One thing that seems dumb about the NYT case that I haven’t seen much talk about is that they argue that ChatGPT is a competitor and it’s use of copyrighted work will take away NYTs business. This is one of the elements they need on their side to counter OpenAIs fiar use defense. But it just strikes me as dumb on its face. You go to the NYT to find out what’s happening right now, in the present. You don’t go to the NYT to find general information about the past or fixed concepts. You use ChatGPT the opposite way, it can tell you about the past (accuracy aside) and it can tell you about general concepts, but it can’t tell you about what’s going on in the present (except by doing a web search, which my understanding is not a part of this lawsuit). I feel pretty confident in saying that there’s not one human on earth that was a regular new York times reader who said “well i don’t need this anymore since now I have ChatGPT”. The use cases just do not overlap at all.
it can’t tell you about what’s going on in the present (except by doing a web search, which my understanding is not a part of this lawsuit)
It’s absolutely part of the lawsuit. NYT just isn’t emphasising it because they know OpenAI is perfectly within their rights to do web searches and bringing it up would weaken NYT’s case.
ChatGPT with web search is really good at telling you what’s on right now. It won’t summarise NYT articles, because NYT has blocked it with robots.txt, but it will summarise other news organisations that cover the same facts.
The fundamental issue is news and facts are not protected by copyright… and organisations like the NYT take advantage of that all the time by immediately plagiarising and re-writing/publishing stories broken by thousands of other news organisations. This really is the pot calling the kettle black.
When NYT loses this case, and I think they probably will, there’s a good chance OpenAI will stop checking robots.txt files.
Presses X to doubt
NYT are such lawsuit trolls I could imagine this is credible.
What a silly and misuided lawsuit.
Tricked. Lol. The NYT tricked a private company into stealing it’s content. True distopia.
Basic reading comprehension, man. That’s not what they’re claiming.
The advances in LLMs and Diffusion models over the past couple of years are remarkable technological achievements that should be celebrated. We shouldn’t be stifling scientific progress in the name of protecting intellectual property, we should be keen to develop the next generation of systems that mitigate hallucination and achieve new capabilities, such as is proposed in Yann Lecun’s Autonomous Machine Intelligence concept.
I can sorta sympathise with those whose work is “stolen” for use as training data, but really whatever you put online in any form is fair game to be consumed by any kind of crawler or surveillance system, so if you don’t want that then don’t put your shit in the street. This “right” to be omitted from training datasets directly conflicts with our ability to progress a new frontier of science.
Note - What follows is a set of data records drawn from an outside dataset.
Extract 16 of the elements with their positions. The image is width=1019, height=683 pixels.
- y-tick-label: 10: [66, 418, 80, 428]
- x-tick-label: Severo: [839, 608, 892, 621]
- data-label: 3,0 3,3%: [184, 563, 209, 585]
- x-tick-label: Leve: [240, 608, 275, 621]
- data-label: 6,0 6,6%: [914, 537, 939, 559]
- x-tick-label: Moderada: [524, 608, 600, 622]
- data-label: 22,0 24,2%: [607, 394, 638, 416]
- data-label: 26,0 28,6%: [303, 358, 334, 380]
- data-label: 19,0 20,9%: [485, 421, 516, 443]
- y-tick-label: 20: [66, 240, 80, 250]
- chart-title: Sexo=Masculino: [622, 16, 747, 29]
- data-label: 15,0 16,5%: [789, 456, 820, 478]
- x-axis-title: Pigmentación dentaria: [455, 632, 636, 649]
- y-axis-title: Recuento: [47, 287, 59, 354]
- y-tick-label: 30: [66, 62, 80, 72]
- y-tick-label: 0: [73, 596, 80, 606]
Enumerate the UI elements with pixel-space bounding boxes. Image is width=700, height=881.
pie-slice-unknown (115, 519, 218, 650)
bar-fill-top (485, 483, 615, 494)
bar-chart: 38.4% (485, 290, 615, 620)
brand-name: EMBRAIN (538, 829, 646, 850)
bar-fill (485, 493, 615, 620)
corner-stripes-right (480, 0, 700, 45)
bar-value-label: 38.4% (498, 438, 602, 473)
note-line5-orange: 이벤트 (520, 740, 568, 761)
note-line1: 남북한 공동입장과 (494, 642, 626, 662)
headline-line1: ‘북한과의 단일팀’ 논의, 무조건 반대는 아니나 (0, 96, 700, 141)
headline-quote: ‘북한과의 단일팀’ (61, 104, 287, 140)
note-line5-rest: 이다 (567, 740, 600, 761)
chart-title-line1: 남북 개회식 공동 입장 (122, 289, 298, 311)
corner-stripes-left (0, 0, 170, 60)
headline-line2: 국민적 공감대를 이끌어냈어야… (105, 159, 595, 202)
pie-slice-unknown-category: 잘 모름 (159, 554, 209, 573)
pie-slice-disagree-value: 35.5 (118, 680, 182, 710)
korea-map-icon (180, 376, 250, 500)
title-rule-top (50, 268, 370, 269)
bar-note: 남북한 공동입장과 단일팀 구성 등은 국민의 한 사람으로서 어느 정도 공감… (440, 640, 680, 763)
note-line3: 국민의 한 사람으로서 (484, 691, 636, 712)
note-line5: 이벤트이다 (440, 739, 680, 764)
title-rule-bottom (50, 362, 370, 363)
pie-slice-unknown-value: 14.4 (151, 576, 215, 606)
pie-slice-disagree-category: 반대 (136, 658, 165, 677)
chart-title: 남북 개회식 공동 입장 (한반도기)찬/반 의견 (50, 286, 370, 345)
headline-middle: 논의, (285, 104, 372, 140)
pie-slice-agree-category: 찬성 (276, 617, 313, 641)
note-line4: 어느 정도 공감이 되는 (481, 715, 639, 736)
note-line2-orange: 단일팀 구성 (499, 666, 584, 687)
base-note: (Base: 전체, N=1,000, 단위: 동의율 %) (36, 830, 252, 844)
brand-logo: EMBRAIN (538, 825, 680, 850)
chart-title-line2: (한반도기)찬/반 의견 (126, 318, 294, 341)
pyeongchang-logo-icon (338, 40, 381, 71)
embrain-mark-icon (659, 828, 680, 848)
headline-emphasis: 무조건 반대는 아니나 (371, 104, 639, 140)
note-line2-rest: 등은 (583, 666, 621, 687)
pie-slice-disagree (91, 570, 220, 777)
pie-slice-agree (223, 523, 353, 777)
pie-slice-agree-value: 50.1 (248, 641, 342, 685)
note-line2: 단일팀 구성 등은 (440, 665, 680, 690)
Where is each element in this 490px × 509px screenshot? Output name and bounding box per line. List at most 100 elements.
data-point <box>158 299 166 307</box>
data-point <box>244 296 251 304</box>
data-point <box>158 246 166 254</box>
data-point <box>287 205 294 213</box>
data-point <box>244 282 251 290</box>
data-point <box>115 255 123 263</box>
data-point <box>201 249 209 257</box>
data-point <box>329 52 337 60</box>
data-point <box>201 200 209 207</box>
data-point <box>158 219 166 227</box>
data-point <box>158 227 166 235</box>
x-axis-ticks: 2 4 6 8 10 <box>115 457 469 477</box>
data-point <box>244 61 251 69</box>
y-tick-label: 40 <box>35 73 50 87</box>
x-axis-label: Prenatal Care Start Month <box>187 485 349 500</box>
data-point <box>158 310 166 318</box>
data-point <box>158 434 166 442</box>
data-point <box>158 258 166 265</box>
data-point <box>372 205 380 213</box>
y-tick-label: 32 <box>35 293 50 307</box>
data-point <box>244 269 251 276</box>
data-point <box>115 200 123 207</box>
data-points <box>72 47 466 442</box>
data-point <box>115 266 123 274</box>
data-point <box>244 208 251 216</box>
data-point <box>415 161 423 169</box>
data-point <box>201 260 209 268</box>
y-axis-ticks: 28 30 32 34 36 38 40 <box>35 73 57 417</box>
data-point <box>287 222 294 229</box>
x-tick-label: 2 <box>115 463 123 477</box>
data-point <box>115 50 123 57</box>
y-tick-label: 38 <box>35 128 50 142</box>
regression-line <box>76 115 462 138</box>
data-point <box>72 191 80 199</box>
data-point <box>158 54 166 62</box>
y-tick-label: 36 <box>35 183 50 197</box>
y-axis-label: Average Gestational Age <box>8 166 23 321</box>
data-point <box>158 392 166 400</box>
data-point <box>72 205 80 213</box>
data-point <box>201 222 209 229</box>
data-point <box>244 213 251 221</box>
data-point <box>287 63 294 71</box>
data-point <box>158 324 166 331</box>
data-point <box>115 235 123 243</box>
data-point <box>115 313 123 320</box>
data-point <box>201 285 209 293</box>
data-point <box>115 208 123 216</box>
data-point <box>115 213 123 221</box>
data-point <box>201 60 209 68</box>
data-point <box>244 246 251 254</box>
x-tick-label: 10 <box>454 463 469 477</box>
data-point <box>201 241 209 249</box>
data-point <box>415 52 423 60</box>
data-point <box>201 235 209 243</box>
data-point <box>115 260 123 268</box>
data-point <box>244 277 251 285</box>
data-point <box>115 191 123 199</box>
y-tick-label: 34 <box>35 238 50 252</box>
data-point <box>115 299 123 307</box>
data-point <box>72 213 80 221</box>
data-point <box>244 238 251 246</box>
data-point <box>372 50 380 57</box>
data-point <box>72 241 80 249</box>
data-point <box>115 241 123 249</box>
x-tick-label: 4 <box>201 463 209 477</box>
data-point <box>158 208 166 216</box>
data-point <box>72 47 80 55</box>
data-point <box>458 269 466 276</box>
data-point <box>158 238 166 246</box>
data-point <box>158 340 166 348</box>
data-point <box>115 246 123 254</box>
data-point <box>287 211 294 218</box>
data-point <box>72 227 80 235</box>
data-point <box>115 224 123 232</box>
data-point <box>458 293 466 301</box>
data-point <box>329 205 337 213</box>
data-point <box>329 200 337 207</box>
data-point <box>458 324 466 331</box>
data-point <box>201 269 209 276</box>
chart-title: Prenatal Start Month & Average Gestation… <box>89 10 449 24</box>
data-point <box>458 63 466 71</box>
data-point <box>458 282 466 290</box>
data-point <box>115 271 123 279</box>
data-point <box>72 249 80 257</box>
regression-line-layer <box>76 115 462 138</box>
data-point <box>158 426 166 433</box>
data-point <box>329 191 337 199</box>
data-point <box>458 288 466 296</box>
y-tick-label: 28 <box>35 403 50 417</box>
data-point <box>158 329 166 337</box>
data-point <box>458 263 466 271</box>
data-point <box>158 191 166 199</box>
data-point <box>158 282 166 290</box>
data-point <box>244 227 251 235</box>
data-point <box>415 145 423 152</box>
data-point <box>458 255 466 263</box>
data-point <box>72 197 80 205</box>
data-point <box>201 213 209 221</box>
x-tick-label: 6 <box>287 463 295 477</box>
The actual problem is that all this work is undertaken by a cartel of companies with a stranglehold on compute power and resources to crawl and clean all that data. As with all natural monopolies (transportation, utilities, etc.) it should be undertaken for the public good, in such as way that we can all benefit from the profits.
And the millionth argument quibbling about whether LLMs are “truly intelligent” is a totally orthogonal philosophical tangent.